The study published in the Journal of Clinical Oncology explores the use of glycoproteomic biomarkers in detecting various types of polyps, which are crucial in the early detection of advanced adenomas (AAs) and colorectal cancer (CRC). Glycosylation, a process that plays a significant role in the host immune response during cancer development, is the focus of this research.
Using samples from an observational study (NCT05445570), researchers identified three distinct histologic polyp groups: adenomatous (AP), hyperplastic (HP), or serrated (SP). They employed a combination of liquid-chromatography/mass-spectrometry and AI-powered data processing to assess glycopeptide (GP) and non-glycosylated peptide quantification transitions from serum samples.
The study involved 1,035 subjects with distinct polyp histologies and 1,300 polyp-free controls. It was found that the risk of polyp presence significantly increased in patients over 60 years old (AP RR 1.40), males (AP RR 1.74), or those with a BMI over 25. Out of the GP biomarker panel, 15 GPs were associated with the risk of polyp presence, but only 7 GP markers remained significantly associated after adjusting for age, sex, and BMI.

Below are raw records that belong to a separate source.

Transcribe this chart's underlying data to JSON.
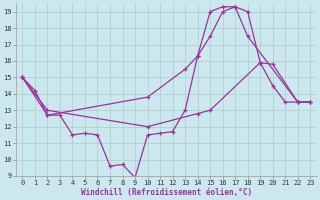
{
  "xlabel": "Windchill (Refroidissement éolien,°C)",
  "bg_color": "#cce8ee",
  "line_color": "#993399",
  "grid_color": "#aacccc",
  "xlim": [
    -0.5,
    23.5
  ],
  "ylim": [
    9,
    19.5
  ],
  "yticks": [
    9,
    10,
    11,
    12,
    13,
    14,
    15,
    16,
    17,
    18,
    19
  ],
  "xticks": [
    0,
    1,
    2,
    3,
    4,
    5,
    6,
    7,
    8,
    9,
    10,
    11,
    12,
    13,
    14,
    15,
    16,
    17,
    18,
    19,
    20,
    21,
    22,
    23
  ],
  "line1_x": [
    0,
    1,
    2,
    3,
    4,
    5,
    6,
    7,
    8,
    9,
    10,
    11,
    12,
    13,
    14,
    15,
    16,
    17,
    18,
    19,
    20,
    21,
    22,
    23
  ],
  "line1_y": [
    15.0,
    14.2,
    12.7,
    12.7,
    11.5,
    11.6,
    11.5,
    9.6,
    9.7,
    8.9,
    11.5,
    11.6,
    11.7,
    13.0,
    16.3,
    19.0,
    19.3,
    19.3,
    19.0,
    15.9,
    14.5,
    13.5,
    13.5,
    13.5
  ],
  "line2_x": [
    0,
    2,
    10,
    13,
    14,
    15,
    16,
    17,
    18,
    22,
    23
  ],
  "line2_y": [
    15.0,
    12.7,
    13.8,
    15.5,
    16.3,
    17.5,
    19.0,
    19.3,
    17.5,
    13.5,
    13.5
  ],
  "line3_x": [
    0,
    2,
    10,
    14,
    15,
    19,
    20,
    22,
    23
  ],
  "line3_y": [
    15.0,
    13.0,
    12.0,
    12.8,
    13.0,
    15.9,
    15.8,
    13.5,
    13.5
  ]
}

Specifically, two biomarkers were found to have a protective effect against adenomatous polyps, while three increased the risk. One biomarker increased the risk of hyperplastic polyps, and two increased the risk of serrated polyps, with one biomarker found to decrease this risk.
The study concludes that glycoproteomic biomarkers are effective in assessing the risk of polyp presence by distinct histology. This novel approach harnesses the power of glycobiology in the liquid biopsy domain for AAs/CRC detection. The exact function of these GP markers in the development of different polyp types warrants further exploration in future studies.